Actually there is no sunna of the Prophet صلى الله عليه وسلم for buying a wife, because in Islam, a man doesn’t buy a wife. We don’t buy women, and we don’t sell them. In the religion of Islam, a man marries a woman who thereby becomes his wife.
Marriage is a contract, but it’s not a purchase contract; it’s a marriage contract, subject to marital law and ordinances.
That does not mean that there are no costs associated with being married, because there are. There’s plenty of costs and expenditures in marriage life. Too many to mention here. In fact, there is a lifetime of cost.
Still, marriage is not just a matter of dollars and cents, and it shouldn’t be positioned that way in our religion or our moral psychology.
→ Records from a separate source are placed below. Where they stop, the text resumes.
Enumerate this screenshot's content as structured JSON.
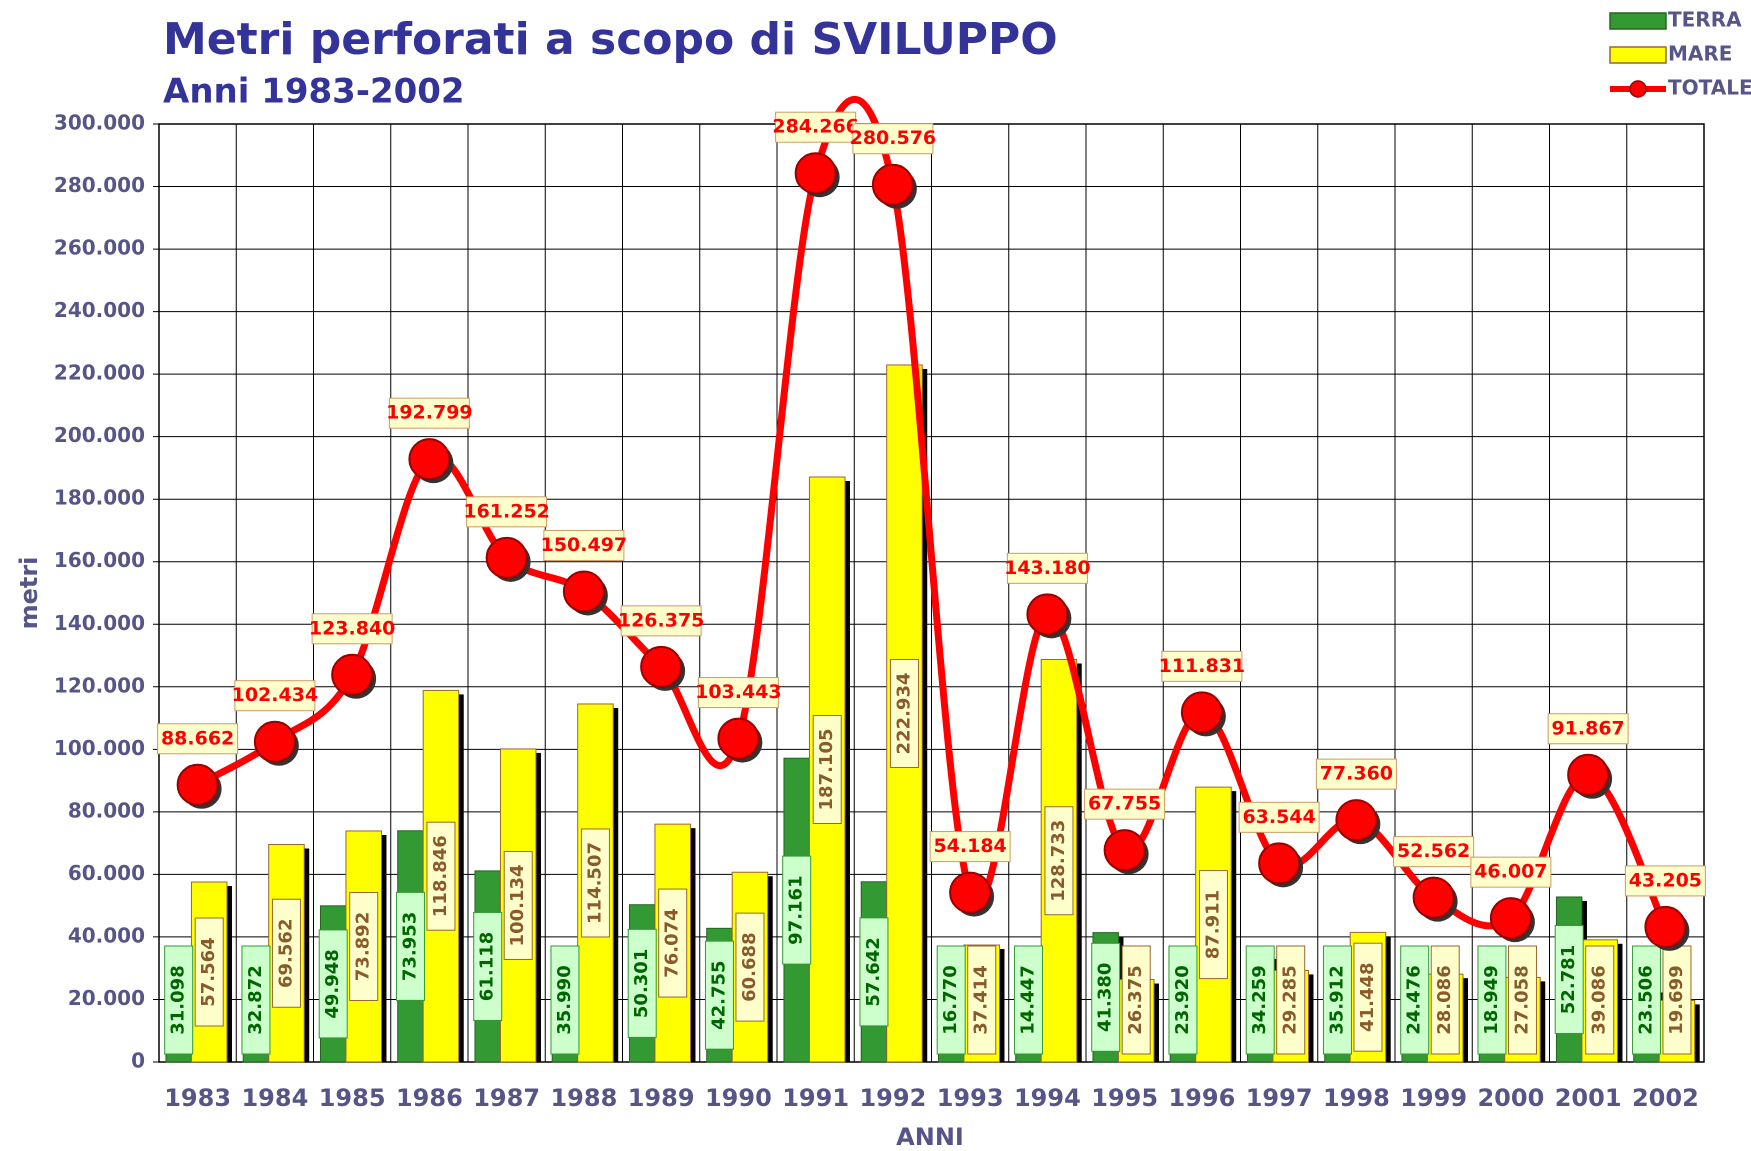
{
  "chart_data": {
    "type": "bar",
    "title": "Metri perforati a scopo di SVILUPPO",
    "subtitle": "Anni 1983-2002",
    "x_label": "ANNI",
    "y_label": "metri",
    "categories": [
      "1983",
      "1984",
      "1985",
      "1986",
      "1987",
      "1988",
      "1989",
      "1990",
      "1991",
      "1992",
      "1993",
      "1994",
      "1995",
      "1996",
      "1997",
      "1998",
      "1999",
      "2000",
      "2001",
      "2002"
    ],
    "series": [
      {
        "name": "TERRA",
        "type": "bar",
        "color": "#339933",
        "values": [
          31098,
          32872,
          49948,
          73953,
          61118,
          35990,
          50301,
          42755,
          97161,
          57642,
          16770,
          14447,
          41380,
          23920,
          34259,
          35912,
          24476,
          18949,
          52781,
          23506
        ],
        "value_labels": [
          "31.098",
          "32.872",
          "49.948",
          "73.953",
          "61.118",
          "35.990",
          "50.301",
          "42.755",
          "97.161",
          "57.642",
          "16.770",
          "14.447",
          "41.380",
          "23.920",
          "34.259",
          "35.912",
          "24.476",
          "18.949",
          "52.781",
          "23.506"
        ]
      },
      {
        "name": "MARE",
        "type": "bar",
        "color": "#ffff00",
        "values": [
          57564,
          69562,
          73892,
          118846,
          100134,
          114507,
          76074,
          60688,
          187105,
          222934,
          37414,
          128733,
          26375,
          87911,
          29285,
          41448,
          28086,
          27058,
          39086,
          19699
        ],
        "value_labels": [
          "57.564",
          "69.562",
          "73.892",
          "118.846",
          "100.134",
          "114.507",
          "76.074",
          "60.688",
          "187.105",
          "222.934",
          "37.414",
          "128.733",
          "26.375",
          "87.911",
          "29.285",
          "41.448",
          "28.086",
          "27.058",
          "39.086",
          "19.699"
        ]
      },
      {
        "name": "TOTALE",
        "type": "line",
        "color": "#ff0000",
        "values": [
          88662,
          102434,
          123840,
          192799,
          161252,
          150497,
          126375,
          103443,
          284266,
          280576,
          54184,
          143180,
          67755,
          111831,
          63544,
          77360,
          52562,
          46007,
          91867,
          43205
        ],
        "value_labels": [
          "88.662",
          "102.434",
          "123.840",
          "192.799",
          "161.252",
          "150.497",
          "126.375",
          "103.443",
          "284.266",
          "280.576",
          "54.184",
          "143.180",
          "67.755",
          "111.831",
          "63.544",
          "77.360",
          "52.562",
          "46.007",
          "91.867",
          "43.205"
        ]
      }
    ],
    "ylim": [
      0,
      300000
    ],
    "yticks": [
      0,
      {
        "value": 20000,
        "label": "20.000"
      },
      {
        "value": 40000,
        "label": "40.000"
      },
      {
        "value": 60000,
        "label": "60.000"
      },
      {
        "value": 80000,
        "label": "80.000"
      },
      {
        "value": 100000,
        "label": "100.000"
      },
      {
        "value": 120000,
        "label": "120.000"
      },
      {
        "value": 140000,
        "label": "140.000"
      },
      {
        "value": 160000,
        "label": "160.000"
      },
      {
        "value": 180000,
        "label": "180.000"
      },
      {
        "value": 200000,
        "label": "200.000"
      },
      {
        "value": 220000,
        "label": "220.000"
      },
      {
        "value": 240000,
        "label": "240.000"
      },
      {
        "value": 260000,
        "label": "260.000"
      },
      {
        "value": 280000,
        "label": "280.000"
      },
      {
        "value": 300000,
        "label": "300.000"
      }
    ],
    "grid": true,
    "legend": "top-right"
  }
}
No doubt, men must spend money on their families out of the means that Allah provides them. That’s a given. That is scripture. Even my 7 year old son knows that. But when a woman says that you need to make X amount of money to AFFORD her, better shop around, because now you’re a potential customer, not just a potential husband, and that’s not the way it’s supposed to work.
Men were not put on this earth solely to take care of women. Granted, duty towards your wife is at the top of the list, but it’s not the whole list. Men were put here to handle all their business, beginning with the Lord’s business. Which varies from man to man.
If a woman ties her obedience, to the size of your bank account, leave her on the shelf with the pricetag still attached As for a righteous woman as described by the Prophet صلى الله عليه وسلم, a virtuous woman as defined by scripture, she is by far, a man’s best provision without question. She’s priceless.
In the hadith of Abu Hurraira in sahih al-Bukhaari, the Prophet said, استوصوا بالنساء خيرا (treat the women with good). So the best thing to offer a wife is your all around goodness (khair) , which includes, money, love, compassion, passion, maintenance, kindness, support, leadership, attention, advice, knowledge, sincere intentions, correction, Imamate, protection, boundaries, forgiveness, instruction, mercy, pardon, and intimacy. That is marriage. All of the above is part of the deen of Islam.
That is why the Prophet صلى الله عليه وسلم said, “خيركم خيركم لاهله، و أنا خيركم لاهلي” ( the best of you is he who is best to his wife(s), and I am the best of you to my wives). Marriage is not one thing. Marriage comprises many things. We cheapen marriage when we make it all about the dollar. So let’s not do that.